I love dogs, but Lulu was the lesson that I need to love them from afar. I've never connected with dogs the way I have with cats (and chickens). You have this idea of yourself as how you want to be, and then, often, there is the disparate picture of what you actually are. I have wanted and gotten many things in my life and so many of them have been things I only thought I wanted. Through all this, though, I did right by Lulu and gave her the best life I knew how. I do miss her and her gentle ghost occasionally wafts into the room and she is part and parcel of my life and what I am. She was a good dog, but then, they all are.

It turns out that losing my job abruptly took all wind out of my sails. Additionally, it was summer, which is never a creatively productive time. But I have to tell you, I have done fucking diddly squat in two months. Now that the rains have begun, I hope to be able to focus and it's not like I've done nothing (for instance, I've read like a motherfucker).

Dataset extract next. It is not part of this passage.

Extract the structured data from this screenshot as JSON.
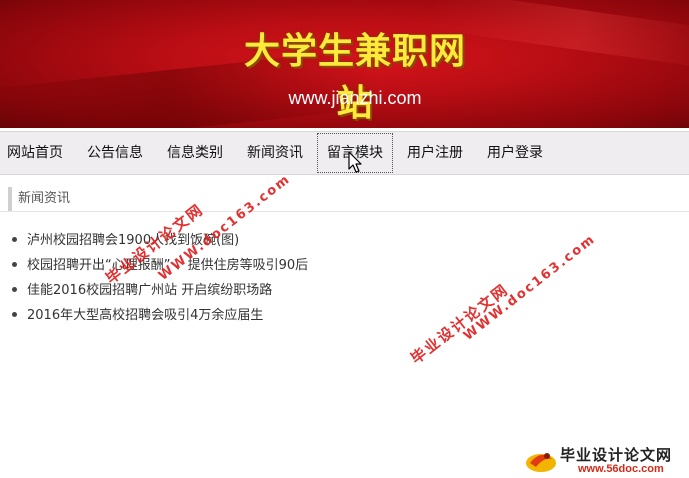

I have finished a painting and am working on two more and I've begun a quilt. And I gardened - a lot. Big projects that involved digging and schlepping and ultimately got me to shed some pounds and get some muscle tone back.

Now that I put it all on paper, as it were, I can see I've not been that idle. But it has been odd. As much as I do NOT want to join the work force again, I know I have to and would rather do so before my little cushion runs out. I realize that my day job is part of my creative process - it gives me something to push up against and apparently that's necessary. Hm. Who knew.

Old sister summer keeps rolling along

Lulu turned a corner several days ago. I opened the studio in the morning and her diaper sat on the bed, where she'd successfully discarded it in the night and upon examination, her poor yoni which has been like it's own little Eli Roth movie, had finally stopped bleeding. Her demeanor has shifted as well, probably due in no small part to no longer having to sport a fucking diaper. So, she's scheduled for surgery next Thursday. I would have liked to have had the time leading up to it to be with her, but I've been called back to the evil salt mine to finish up my last week, so I'll be sitting in my chair, doing what I've been doing for the last 7 years (fuck all), which will no doubt make the final spring of freedom more resounding.

So, summer moves on. It's been hot but not ridiculous. Ester is molting, again, but even though she looks awful, this molt doesn't seem to be wringing everything out of her, as past ones have. I tell her she's beautiful and she totally buys it. Women. I watched Night of the Hunter last night. It had been about 10 years since I watched it last and it still holds up as one completely over the top yet still expertly reined in movies ever made. If you've never seen it: c'mon!

Another day, more adult diapers
Lulu is actually doing much better today, so I am thoroughly bemused. And vets, like their human-treating counterparts, as usual fail spectacularly when most needed. But for now, we're here, together.